Global instability, fuelled by events such as the Israel-Hamas conflict and the Ukraine war, has the potential to negatively impact the aviation sector. The continuous rise in oil prices, driven by geopolitical tensions, poses a direct threat as jet fuel prices account for over 30% of all airline operating costs.
The Middle East is expected to deliver a strong financial performance in both 2023 and 2024. The Middle East carriers have been swift to rebuild their international networks and restore their super-connector hubs. To that end, capacity is expected to grow faster than demand in 2024; however, with more efficient fleets, net profit margin has a potential to slightly increase. Middle Eastern airlines performed well over the last month and posted a 24.1% rise in October 2023 traffic compared to a year ago. Capacity rose 22.2% and load factor climbed 1.2 percentage points to 80.6%. There was little impact at the regional and global levels from the Israel-Hamas war, despite reduced airline operations to/from the region.
African carriers are expected to generate losses in both 2023 and 2024. The continent remains a difficult market in which to operate an airline, with economic, infrastructure, and connectivity challenges impacting the industry performance. Despite these challenges, there is robust demand for air travel. Underpinned by this demand, the industry continues to reduce losses.

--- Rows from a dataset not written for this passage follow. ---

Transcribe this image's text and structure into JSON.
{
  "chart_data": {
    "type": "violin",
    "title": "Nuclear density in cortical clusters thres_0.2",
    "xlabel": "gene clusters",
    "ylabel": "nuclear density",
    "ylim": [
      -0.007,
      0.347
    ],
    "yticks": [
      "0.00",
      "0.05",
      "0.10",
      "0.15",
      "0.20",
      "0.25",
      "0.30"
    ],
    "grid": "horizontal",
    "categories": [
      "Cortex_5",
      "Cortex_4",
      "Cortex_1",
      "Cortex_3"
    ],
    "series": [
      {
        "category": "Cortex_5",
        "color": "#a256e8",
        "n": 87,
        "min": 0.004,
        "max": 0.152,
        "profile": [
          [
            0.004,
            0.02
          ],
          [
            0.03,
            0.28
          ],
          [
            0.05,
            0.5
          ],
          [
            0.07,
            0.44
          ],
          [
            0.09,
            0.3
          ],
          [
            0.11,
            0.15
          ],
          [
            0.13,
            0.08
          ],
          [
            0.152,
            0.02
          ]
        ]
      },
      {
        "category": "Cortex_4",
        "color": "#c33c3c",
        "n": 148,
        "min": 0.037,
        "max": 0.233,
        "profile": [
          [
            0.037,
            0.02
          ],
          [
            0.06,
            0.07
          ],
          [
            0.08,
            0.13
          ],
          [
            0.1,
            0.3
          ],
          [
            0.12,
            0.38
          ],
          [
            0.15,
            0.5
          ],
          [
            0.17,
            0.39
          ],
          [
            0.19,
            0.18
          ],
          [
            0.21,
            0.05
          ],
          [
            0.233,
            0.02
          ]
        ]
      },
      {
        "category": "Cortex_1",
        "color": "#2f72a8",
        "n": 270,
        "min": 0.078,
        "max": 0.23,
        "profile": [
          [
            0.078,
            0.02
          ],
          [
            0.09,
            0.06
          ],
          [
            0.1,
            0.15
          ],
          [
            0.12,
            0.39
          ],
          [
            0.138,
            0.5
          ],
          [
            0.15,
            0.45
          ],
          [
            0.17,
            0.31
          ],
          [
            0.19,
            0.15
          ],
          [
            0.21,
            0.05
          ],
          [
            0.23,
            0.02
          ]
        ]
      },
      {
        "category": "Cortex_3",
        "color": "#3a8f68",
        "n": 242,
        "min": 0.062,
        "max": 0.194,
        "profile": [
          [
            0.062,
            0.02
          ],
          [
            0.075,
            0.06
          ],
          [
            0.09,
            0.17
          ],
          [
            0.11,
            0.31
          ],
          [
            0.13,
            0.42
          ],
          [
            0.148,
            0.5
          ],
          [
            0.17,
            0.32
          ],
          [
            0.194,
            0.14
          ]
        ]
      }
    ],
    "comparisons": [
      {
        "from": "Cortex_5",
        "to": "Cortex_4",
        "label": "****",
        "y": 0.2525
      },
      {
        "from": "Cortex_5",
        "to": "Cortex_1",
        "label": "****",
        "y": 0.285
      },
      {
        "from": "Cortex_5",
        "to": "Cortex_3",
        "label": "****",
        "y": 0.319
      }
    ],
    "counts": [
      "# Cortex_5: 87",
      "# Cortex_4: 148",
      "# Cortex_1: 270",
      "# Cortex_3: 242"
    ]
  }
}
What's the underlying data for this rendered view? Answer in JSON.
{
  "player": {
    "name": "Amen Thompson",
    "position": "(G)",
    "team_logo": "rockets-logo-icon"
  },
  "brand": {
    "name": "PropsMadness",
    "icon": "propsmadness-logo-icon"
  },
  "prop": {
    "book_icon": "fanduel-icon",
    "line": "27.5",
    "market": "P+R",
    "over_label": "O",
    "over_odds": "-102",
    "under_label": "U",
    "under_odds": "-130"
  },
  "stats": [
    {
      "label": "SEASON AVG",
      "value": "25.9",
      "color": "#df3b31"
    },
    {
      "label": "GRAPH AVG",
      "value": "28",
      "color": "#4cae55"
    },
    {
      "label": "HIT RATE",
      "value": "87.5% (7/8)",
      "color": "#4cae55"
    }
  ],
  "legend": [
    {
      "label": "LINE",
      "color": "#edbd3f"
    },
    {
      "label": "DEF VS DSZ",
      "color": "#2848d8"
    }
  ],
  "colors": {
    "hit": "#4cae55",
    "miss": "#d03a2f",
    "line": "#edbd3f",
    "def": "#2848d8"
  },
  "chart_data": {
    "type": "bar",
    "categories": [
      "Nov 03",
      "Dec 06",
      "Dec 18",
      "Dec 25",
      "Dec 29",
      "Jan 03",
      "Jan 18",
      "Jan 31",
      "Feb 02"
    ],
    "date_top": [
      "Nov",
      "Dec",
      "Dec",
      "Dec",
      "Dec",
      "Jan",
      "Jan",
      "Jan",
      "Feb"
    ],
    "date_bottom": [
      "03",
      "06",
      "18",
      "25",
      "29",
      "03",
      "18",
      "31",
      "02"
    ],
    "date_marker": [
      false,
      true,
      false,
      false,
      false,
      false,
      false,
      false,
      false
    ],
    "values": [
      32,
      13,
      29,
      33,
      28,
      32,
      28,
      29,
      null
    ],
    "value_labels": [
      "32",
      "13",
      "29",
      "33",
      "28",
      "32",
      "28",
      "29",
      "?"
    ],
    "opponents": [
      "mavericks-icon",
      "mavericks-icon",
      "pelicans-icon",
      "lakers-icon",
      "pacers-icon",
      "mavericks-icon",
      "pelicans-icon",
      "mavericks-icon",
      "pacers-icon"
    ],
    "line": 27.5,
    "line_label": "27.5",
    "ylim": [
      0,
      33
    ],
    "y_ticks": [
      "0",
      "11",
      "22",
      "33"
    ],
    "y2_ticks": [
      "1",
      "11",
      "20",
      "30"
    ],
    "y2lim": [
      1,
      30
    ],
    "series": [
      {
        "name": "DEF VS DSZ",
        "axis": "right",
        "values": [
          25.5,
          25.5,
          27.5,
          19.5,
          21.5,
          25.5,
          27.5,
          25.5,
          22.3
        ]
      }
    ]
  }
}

Europe is expected to end 2023 with a stronger than expected performance, notwithstanding the various capacity issues and supply side constraints. With strong demand for air travel expected to continue in 2024, net profit is expected to marginally strengthen. The key risks to the region’s performance relate to the tight labour market, and the war in Ukraine and in the Middle East.
Consumers can expect airfares to continue to track rising costs, particularly oil. IATA data, however, show that competition continues to drive price benefits for consumers. The average real return air fare in 2023 is expected to be $254 which is 20% lower than the average fare of $315 in 2019 (measured in constant 2018 dollars).
“People assign a high value to the freedom to travel. The strong demand we’ve seen all year confirms that. And aviation is committed to ensuring that people can continue to enjoy this freedom. To do that in the long-term, we must also meet our commitment to achieve net zero carbon emissions by 2050. Last month, the Third Conference on Aviation Alternative Fuels (CAAF/3) agreed a global framework to promote Sustainable Aviation Fuel (SAF) production with the aim that aviation fuel in 2030 is 5% less carbon intensive than fossil fuel used today. Now, governments need to support that target by immediately putting in place policies to stimulate SAF production. It bears repeating: Last year, every drop of SAF that was produced was purchased. The same thing will occur this year. But, with a few notable exceptions, governments are not living up to their obligations to ensure SAF is plentiful and affordable to support the industry’s energy transition,” said Walsh.